I started writing countless books during sixth grade. I hadn’t quite figured out developing plot and finishing up a story yet, but I had stories written in any notebook I could get my hands on. I spent more time on these stories than I did on classwork, but it didn’t seem like teachers got too mad about it. My reading teacher just told me I had to dedicate a book to her when I got published. Which I will do, of course. I had a few friends that also wrote stories occasionally and we started a writing club. We got to skip PE and talk about characters and writing a book together. We even had people write us a short story to apply for membership.

Into junior high, I started to have a fan base. People I didn’t even really hang out with wanted to read my stories and would get onto me if I hadn’t written anything in a couple days. It was good motivation and they gave me the kind of feedback I needed. They really got me thinking about keeping things relevant to the main storyline and making characters important and not just fluff. In seventh grade I completed my first chapter book and I’d never felt more accomplished in my life. After that one, the next one seemed easier and so on. I knew I could do it once, which meant I could do it again.

In eighth grade I discovered something that really made me want to write. Vampires. Amelia Atwater-Rhodes was introduced to me and I devoured every book of hers I could find and suddenly I was cranking out vampire books. I wrote four within that school year and continued on with that topic for quite some time.

Around this time I started thinking about getting published. I studied the method, query letter, get an agent, get a publisher etc. And I have a stack of rejection letters to prove it. Which was fine, because I’d already read those inspiring notes about how everyone gets rejected at first and all that. So I kept trying. And trying. And trying. And trying.

And then I stopped. I thought maybe I needed to try something different. Write something different. Vampire books were too popular there for a bit and I didn’t want to be “just another vampire book.” So expanded my horizons. I wrote sad stories, explored other avenues of a fantastical world, and considered straight horror. File folders full of material wait in my room to be refined and shared with the world.

But sometimes life happens and there was a period of time that I didn’t write anything. I blame this partly on the toxic relationship I was in and partly on me letting other things take priority. But either way, for about three years I just didn’t have anything in my head that was screaming to get out. I feared I’d written all that I’d had to write and my time was done. I thought I’d lost my creative drive and I would be doomed to working retail forever.

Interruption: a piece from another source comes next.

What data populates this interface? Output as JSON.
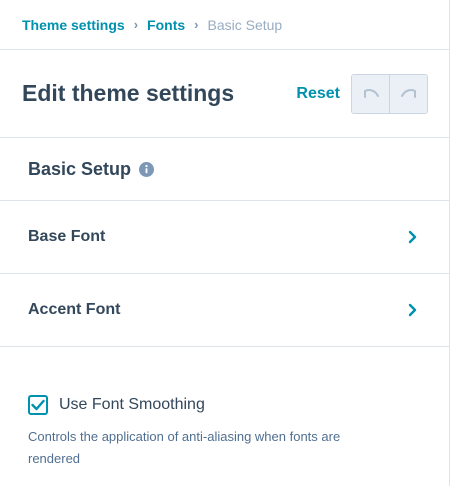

I confided these feelings in a coworker and for my birthday he gave me Making a Literary Life by Carolyn See. And I found inspiration again. I started journaling at least and it got the juices flowing. I looked into more motivational books and reread things I used to write and somewhere along the lines I found it again and was writing.

And now here I am, meeting my monthly goals every single month and pushing forward on this journey. Because I will be an author and the only one responsible for making it happen is me.